Skjeggestad and collaborators describe a feeling of insecurity in international doctors, and this may stem from a lack of collegial support. Sandbu and collaborators point out that international doctors took a less positive view of a mentoring scheme than did the Norwegian doctors. A feeling of being belittled may lead to humiliation and shame. In such a situation our international colleagues may withdraw instead of establishing new relationships and accepting help. Such is the paradoxical effect that humiliation and shame may produce. Someone who has been humiliated and feels shame needs a positive and safe affiliation more than anything else. Shame can only be overcome in relationships, never in solitude.

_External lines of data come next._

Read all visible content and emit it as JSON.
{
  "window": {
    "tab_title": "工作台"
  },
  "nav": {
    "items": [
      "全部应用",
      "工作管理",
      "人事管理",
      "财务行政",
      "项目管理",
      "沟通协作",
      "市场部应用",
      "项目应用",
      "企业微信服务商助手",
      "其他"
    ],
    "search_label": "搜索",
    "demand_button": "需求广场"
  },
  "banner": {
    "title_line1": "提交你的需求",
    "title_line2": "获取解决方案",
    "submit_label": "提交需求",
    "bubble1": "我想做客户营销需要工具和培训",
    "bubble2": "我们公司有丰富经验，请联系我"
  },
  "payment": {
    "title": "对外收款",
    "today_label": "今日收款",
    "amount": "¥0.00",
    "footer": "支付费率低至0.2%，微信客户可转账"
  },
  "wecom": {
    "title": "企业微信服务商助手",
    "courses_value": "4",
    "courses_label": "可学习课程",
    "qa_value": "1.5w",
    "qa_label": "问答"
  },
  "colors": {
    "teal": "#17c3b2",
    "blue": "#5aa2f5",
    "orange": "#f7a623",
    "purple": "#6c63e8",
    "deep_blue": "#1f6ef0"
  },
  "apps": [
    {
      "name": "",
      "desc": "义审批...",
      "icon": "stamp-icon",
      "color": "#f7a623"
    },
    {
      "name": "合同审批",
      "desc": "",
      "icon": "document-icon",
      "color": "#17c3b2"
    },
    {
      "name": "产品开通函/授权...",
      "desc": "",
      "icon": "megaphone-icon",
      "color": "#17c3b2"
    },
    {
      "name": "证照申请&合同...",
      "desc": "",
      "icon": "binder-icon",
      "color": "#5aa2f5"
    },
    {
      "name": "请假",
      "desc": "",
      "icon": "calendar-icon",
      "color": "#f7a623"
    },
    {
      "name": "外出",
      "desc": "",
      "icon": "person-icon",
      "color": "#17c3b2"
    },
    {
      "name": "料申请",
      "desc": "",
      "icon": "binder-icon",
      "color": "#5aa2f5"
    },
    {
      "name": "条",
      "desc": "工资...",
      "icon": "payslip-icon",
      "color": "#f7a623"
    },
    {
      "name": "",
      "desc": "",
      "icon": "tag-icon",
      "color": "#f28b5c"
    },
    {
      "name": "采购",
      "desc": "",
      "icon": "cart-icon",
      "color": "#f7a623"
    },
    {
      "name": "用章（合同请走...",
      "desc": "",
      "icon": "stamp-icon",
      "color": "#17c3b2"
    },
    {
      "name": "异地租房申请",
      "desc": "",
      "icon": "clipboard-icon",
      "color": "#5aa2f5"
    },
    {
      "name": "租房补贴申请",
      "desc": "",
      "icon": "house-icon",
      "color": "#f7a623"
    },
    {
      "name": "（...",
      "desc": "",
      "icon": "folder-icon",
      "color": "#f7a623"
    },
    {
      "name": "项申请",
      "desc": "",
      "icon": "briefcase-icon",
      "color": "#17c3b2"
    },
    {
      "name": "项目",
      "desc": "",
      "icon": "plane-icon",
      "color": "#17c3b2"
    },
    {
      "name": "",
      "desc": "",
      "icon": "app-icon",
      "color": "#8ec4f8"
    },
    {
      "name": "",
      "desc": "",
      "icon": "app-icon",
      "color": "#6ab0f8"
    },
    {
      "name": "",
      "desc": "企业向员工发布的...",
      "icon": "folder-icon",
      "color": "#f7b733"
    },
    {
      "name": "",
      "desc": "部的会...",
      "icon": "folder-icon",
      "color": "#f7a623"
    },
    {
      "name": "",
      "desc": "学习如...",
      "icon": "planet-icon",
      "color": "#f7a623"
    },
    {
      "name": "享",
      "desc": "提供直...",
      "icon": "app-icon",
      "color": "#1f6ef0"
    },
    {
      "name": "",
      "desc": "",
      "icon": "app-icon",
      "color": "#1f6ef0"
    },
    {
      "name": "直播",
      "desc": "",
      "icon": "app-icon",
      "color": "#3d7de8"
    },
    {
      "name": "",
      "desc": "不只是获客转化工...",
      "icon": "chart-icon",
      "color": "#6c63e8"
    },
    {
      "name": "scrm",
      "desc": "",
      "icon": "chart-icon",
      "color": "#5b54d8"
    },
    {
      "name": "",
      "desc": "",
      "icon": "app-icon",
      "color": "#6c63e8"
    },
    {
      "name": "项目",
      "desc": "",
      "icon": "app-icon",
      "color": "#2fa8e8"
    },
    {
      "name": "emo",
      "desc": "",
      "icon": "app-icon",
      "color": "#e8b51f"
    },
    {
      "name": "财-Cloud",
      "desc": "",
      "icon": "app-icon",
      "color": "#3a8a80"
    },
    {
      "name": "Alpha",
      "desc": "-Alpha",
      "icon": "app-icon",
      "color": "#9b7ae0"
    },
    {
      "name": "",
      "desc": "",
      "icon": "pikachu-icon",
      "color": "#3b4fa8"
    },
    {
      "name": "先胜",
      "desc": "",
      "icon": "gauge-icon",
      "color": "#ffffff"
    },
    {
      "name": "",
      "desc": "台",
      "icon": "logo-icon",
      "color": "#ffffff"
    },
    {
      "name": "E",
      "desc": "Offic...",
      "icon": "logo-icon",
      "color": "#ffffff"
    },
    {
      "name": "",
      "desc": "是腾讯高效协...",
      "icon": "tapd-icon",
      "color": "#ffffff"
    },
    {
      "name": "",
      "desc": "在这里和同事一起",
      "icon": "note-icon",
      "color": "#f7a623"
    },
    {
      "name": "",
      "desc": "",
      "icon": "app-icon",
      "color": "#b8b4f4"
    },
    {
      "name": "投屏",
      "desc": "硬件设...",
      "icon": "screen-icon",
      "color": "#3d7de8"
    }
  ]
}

Each in their own way, these articles elucidate topics and challenges that we as doctors need to cope with in order to function as a community in everyday practice, irrespective of our international or Norwegian background. Both articles suggest that this topic merits further inquiry. On the basis of my experience as a support colleague and therapist, I have seen that even colleagues who are sceptical of receiving help and support have a deeply felt wish to be seen and acknowledged. Time, patience and an attentive and dynamic attitude are crucial for persuading a fellow human being to accept help.
I have always regarded interpersonal challenges also as opportunities. At times when I have succeeded in working with projections, subconscious troublesome emotions and thoughts in a constructive manner, I have felt the magic of therapy. I believe that something similar may also happen between colleagues who come from different ethnic and cultural backgrounds but work in the same place.